Use these best practices as the backbone of your migration to SharePoint Online checklist—and your SharePoint Online post-migration checklist becomes a quick victory lap instead of a cleanup marathon.

Grab your free SharePoint Online Migration Checklist PDF today!

Conclusion

A smooth move isn’t about copying files—it’s about giving people a faster, safer way to work. Use this SharePoint Online migration checklist to clean before you carry, migrate in waves with deltas, verify after cutover, and measure adoption. Do that, and the cloud feels like an upgrade—not an upheaval.

Partnering with expert SharePoint Migration Services can further streamline the process, ensuring best practices are followed and risks are minimized. Do that, and the cloud feels like an upgrade—not an upheaval.

FAQs

1. What are the benefits of migrating to SharePoint Online?

Lower infrastructure overhead, stronger security/compliance, modern UX, tight Teams/OneDrive integration, and continuous feature updates—no more big-bang upgrades.

2. How long does a SharePoint Online migration take?

From weeks to months. Volume, customizations, network performance, and how many waves you run affect the timeline more than raw data size.

3. Do I need a third-party tool for SharePoint migration?

Not always. Microsoft’s SPMT (SharePoint Migration Tool) and Migration Manager cover many scenarios. Use third-party tools for edge cases—complex metadata, tenant-to-tenant, or advanced reporting.
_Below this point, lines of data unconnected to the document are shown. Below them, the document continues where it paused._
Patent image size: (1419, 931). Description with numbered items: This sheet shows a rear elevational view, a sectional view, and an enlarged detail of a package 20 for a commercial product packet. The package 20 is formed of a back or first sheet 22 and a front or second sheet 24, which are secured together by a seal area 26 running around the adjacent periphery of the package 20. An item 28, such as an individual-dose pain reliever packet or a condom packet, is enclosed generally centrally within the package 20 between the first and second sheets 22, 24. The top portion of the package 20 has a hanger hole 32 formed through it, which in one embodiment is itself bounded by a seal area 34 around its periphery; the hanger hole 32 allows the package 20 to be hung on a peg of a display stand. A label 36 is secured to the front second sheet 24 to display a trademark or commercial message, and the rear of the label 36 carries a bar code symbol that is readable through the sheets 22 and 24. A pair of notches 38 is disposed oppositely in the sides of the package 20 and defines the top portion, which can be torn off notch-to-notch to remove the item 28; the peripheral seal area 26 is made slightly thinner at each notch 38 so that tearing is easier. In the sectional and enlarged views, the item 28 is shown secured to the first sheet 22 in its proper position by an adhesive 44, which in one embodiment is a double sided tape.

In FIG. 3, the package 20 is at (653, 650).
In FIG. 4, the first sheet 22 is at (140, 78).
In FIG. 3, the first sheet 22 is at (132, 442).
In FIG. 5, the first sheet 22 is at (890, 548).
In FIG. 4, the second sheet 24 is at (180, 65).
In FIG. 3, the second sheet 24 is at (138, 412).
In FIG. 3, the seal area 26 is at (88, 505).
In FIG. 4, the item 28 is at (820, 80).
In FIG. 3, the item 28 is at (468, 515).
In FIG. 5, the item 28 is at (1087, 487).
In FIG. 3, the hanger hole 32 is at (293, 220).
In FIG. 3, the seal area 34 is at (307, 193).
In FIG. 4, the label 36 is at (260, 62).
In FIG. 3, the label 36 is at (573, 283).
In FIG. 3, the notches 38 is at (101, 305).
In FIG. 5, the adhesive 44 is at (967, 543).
4. What are the biggest challenges in SharePoint migration?

Cleaning illegal characters/long paths, replacing 2010/2013 workflows, handling throttling at scale, and driving user adoption after cutover.

5. How do I ensure data security during migration?

Apply least-privilege permissions, use secure identities, and configure Microsoft Purview retention/sensitivity/DLP policies so compliance follows content post-cutover.

6. How much does SharePoint Online migration cost?

Costs depend on discovery/remediation effort, tooling, execution, and change management. Complexity (customizations, sensitive data, compliance) drives services more than licenses.

7. What is the difference between SharePoint upgrade and migration?

An upgrade stays on-prem (e.g., 2016→2019). A migration moves content to SharePoint Online, usually with a new information architecture and cloud governance.

8. How to plan a SharePoint migration?

Define outcomes, run assessments, fix blockers, choose SPMT/Migration Manager, pilot, migrate in waves with bulk → freeze → delta → cutover, then validate and train.